Cards Against Humanity
A border wall between the United States and Mexico was a cornerstone of Donald Trump's presidential campaign. This rubbed Cards Against Humanity the wrong way. They bought a piece of land along the border and asked us to build a Medieval trebuchet on it. Cards Against Humanity said they are never going to crush Trump’s twenty-billion-dollar wall with this totally badass trebuchet, but they could. But they won't. But they could.

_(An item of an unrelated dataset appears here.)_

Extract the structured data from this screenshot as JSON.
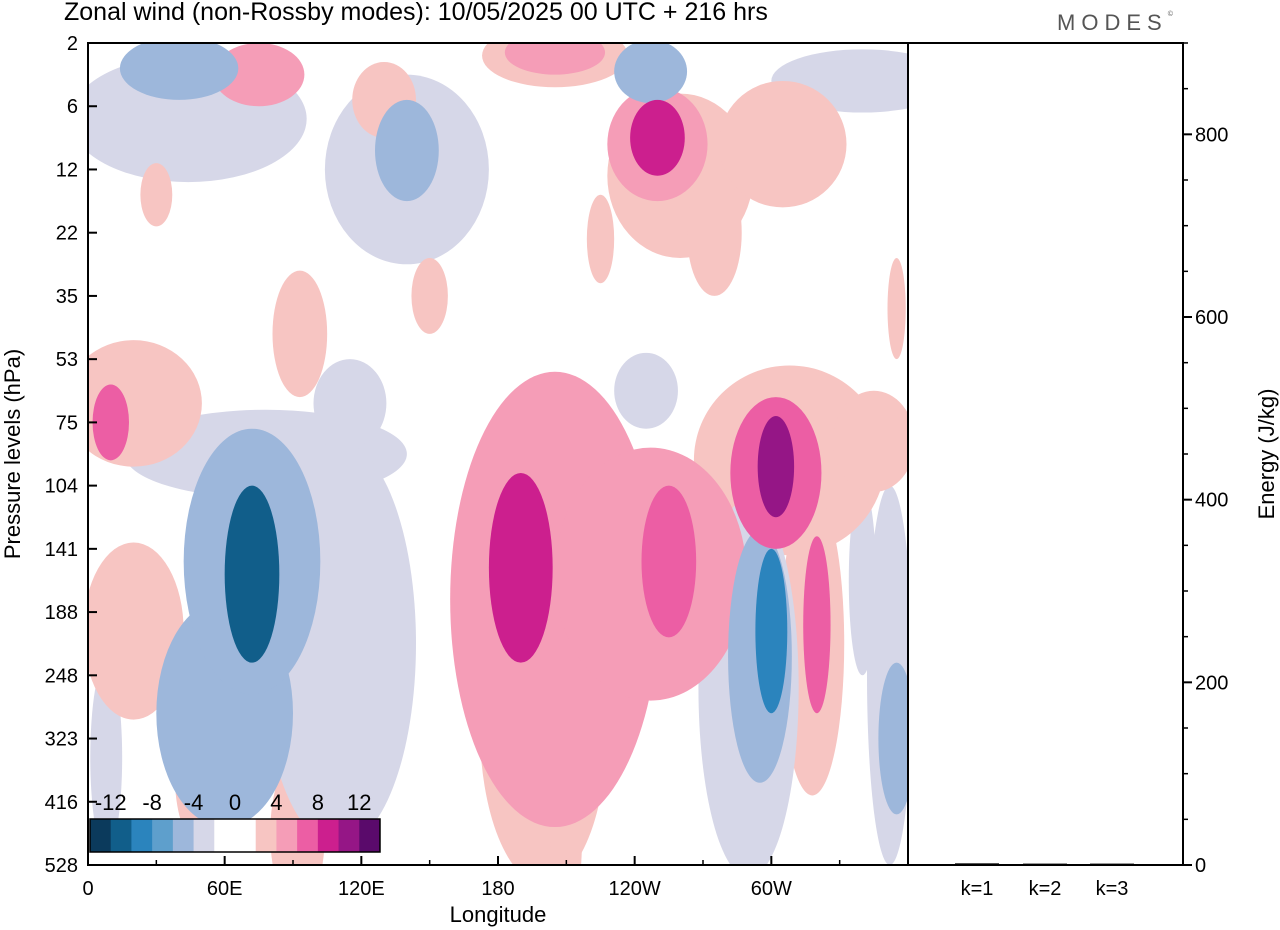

I designed a custom trebuchet towering 28 feet high - sized to be a formidable opponent to Trump's 55 foot wall. I took a month back at my Ohio farm where there's a couple hundred acres of land, a large barn workshop, a tractor and an excess of telephone poles (perfect for the trebuchet arm). Over the course of two weeks, we went from sketches to a fully functioning trebuchet. Once the beast was built, it was disassembled, packed on a truck and hauled down to the Mexico border.

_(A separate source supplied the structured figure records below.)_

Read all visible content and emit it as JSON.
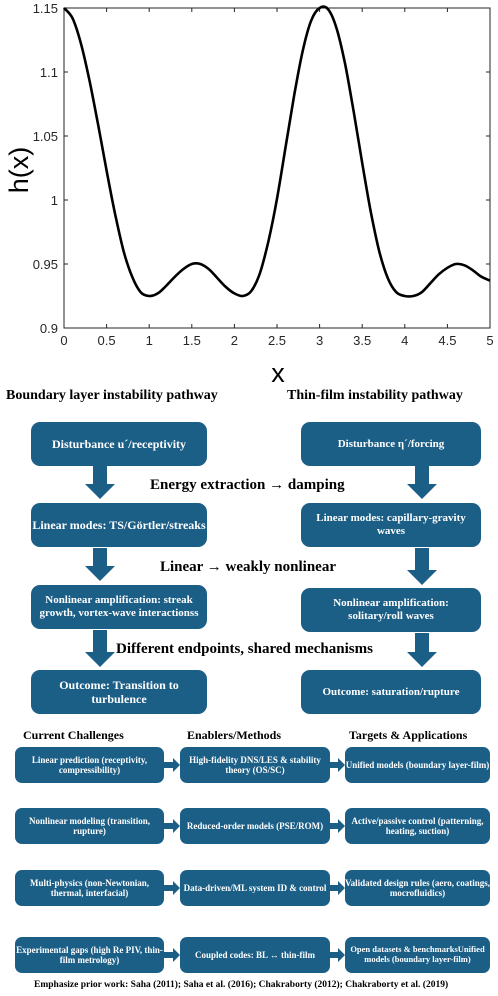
{
  "chart_data": {
    "type": "line",
    "ylabel": "h(x)",
    "xlabel": "x",
    "xlim": [
      0,
      5
    ],
    "ylim": [
      0.9,
      1.15
    ],
    "xticks": [
      "0",
      "0.5",
      "1",
      "1.5",
      "2",
      "2.5",
      "3",
      "3.5",
      "4",
      "4.5",
      "5"
    ],
    "yticks": [
      "0.9",
      "0.95",
      "1",
      "1.05",
      "1.1",
      "1.15"
    ],
    "grid": false,
    "line_color": "#000000",
    "series": [
      {
        "x": [
          0,
          0.1,
          0.2,
          0.3,
          0.4,
          0.5,
          0.6,
          0.7,
          0.8,
          0.9,
          1.0,
          1.1,
          1.2,
          1.3,
          1.4,
          1.5,
          1.6,
          1.7,
          1.8,
          1.9,
          2.0,
          2.1,
          2.2,
          2.3,
          2.4,
          2.5,
          2.6,
          2.7,
          2.8,
          2.9,
          3.0,
          3.1,
          3.2,
          3.3,
          3.4,
          3.5,
          3.6,
          3.7,
          3.8,
          3.9,
          4.0,
          4.1,
          4.2,
          4.3,
          4.4,
          4.5,
          4.6,
          4.7,
          4.8,
          4.9,
          5.0
        ],
        "y": [
          1.15,
          1.142,
          1.122,
          1.093,
          1.059,
          1.023,
          0.989,
          0.96,
          0.94,
          0.928,
          0.925,
          0.927,
          0.933,
          0.94,
          0.946,
          0.95,
          0.95,
          0.946,
          0.939,
          0.932,
          0.927,
          0.925,
          0.929,
          0.943,
          0.968,
          1.001,
          1.041,
          1.081,
          1.116,
          1.14,
          1.15,
          1.149,
          1.134,
          1.106,
          1.069,
          1.029,
          0.991,
          0.96,
          0.939,
          0.928,
          0.925,
          0.925,
          0.928,
          0.935,
          0.942,
          0.947,
          0.95,
          0.949,
          0.945,
          0.94,
          0.937
        ]
      }
    ]
  },
  "pathways": {
    "left_title": "Boundary layer instability pathway",
    "right_title": "Thin-film instability pathway",
    "left": [
      "Disturbance u´/receptivity",
      "Linear modes: TS/Görtler/streaks",
      "Nonlinear amplification: streak growth, vortex-wave interactionss",
      "Outcome: Transition to turbulence"
    ],
    "right": [
      "Disturbance η´/forcing",
      "Linear modes: capillary-gravity waves",
      "Nonlinear amplification: solitary/roll waves",
      "Outcome: saturation/rupture"
    ],
    "middle_labels": [
      "Energy extraction → damping",
      "Linear → weakly nonlinear",
      "Different endpoints, shared mechanisms"
    ]
  },
  "roadmap": {
    "headers": [
      "Current Challenges",
      "Enablers/Methods",
      "Targets & Applications"
    ],
    "rows": [
      [
        "Linear prediction (receptivity, compressibility)",
        "High-fidelity DNS/LES & stability theory (OS/SC)",
        "Unified models (boundary layer-film)"
      ],
      [
        "Nonlinear modeling (transition, rupture)",
        "Reduced-order models (PSE/ROM)",
        "Active/passive control (patterning, heating, suction)"
      ],
      [
        "Multi-physics (non-Newtonian, thermal, interfacial)",
        "Data-driven/ML system ID & control",
        "Validated design rules (aero, coatings, mocrofluidics)"
      ],
      [
        "Experimental gaps (high Re PIV, thin-film metrology)",
        "Coupled codes: BL ↔ thin-film",
        "Open datasets & benchmarksUnified models (boundary layer-film)"
      ]
    ],
    "footer": "Emphasize prior work: Saha (2011); Saha et al. (2016); Chakraborty (2012); Chakraborty et al. (2019)"
  },
  "colors": {
    "box_fill": "#1b5e86",
    "arrow_fill": "#1b5e86",
    "box_text": "#ffffff"
  }
}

In Texas, we cleared the site of heavy brush, laid down 26 tons of caliche and made a nice level pad for the trebuchet to sit and sling. Then headed heartily into two days of filming.
Cards Against Humanity announced the trebuchet to the world in December 2017 as part of their annual holiday promotion. In addition to an illustrated map of the land they purchased and the hiring of a lawyer specializing in eminent domain, the 150,000 people who signed up to receive mystery gifts got to support stopping the wall and revel in the video made in Texas.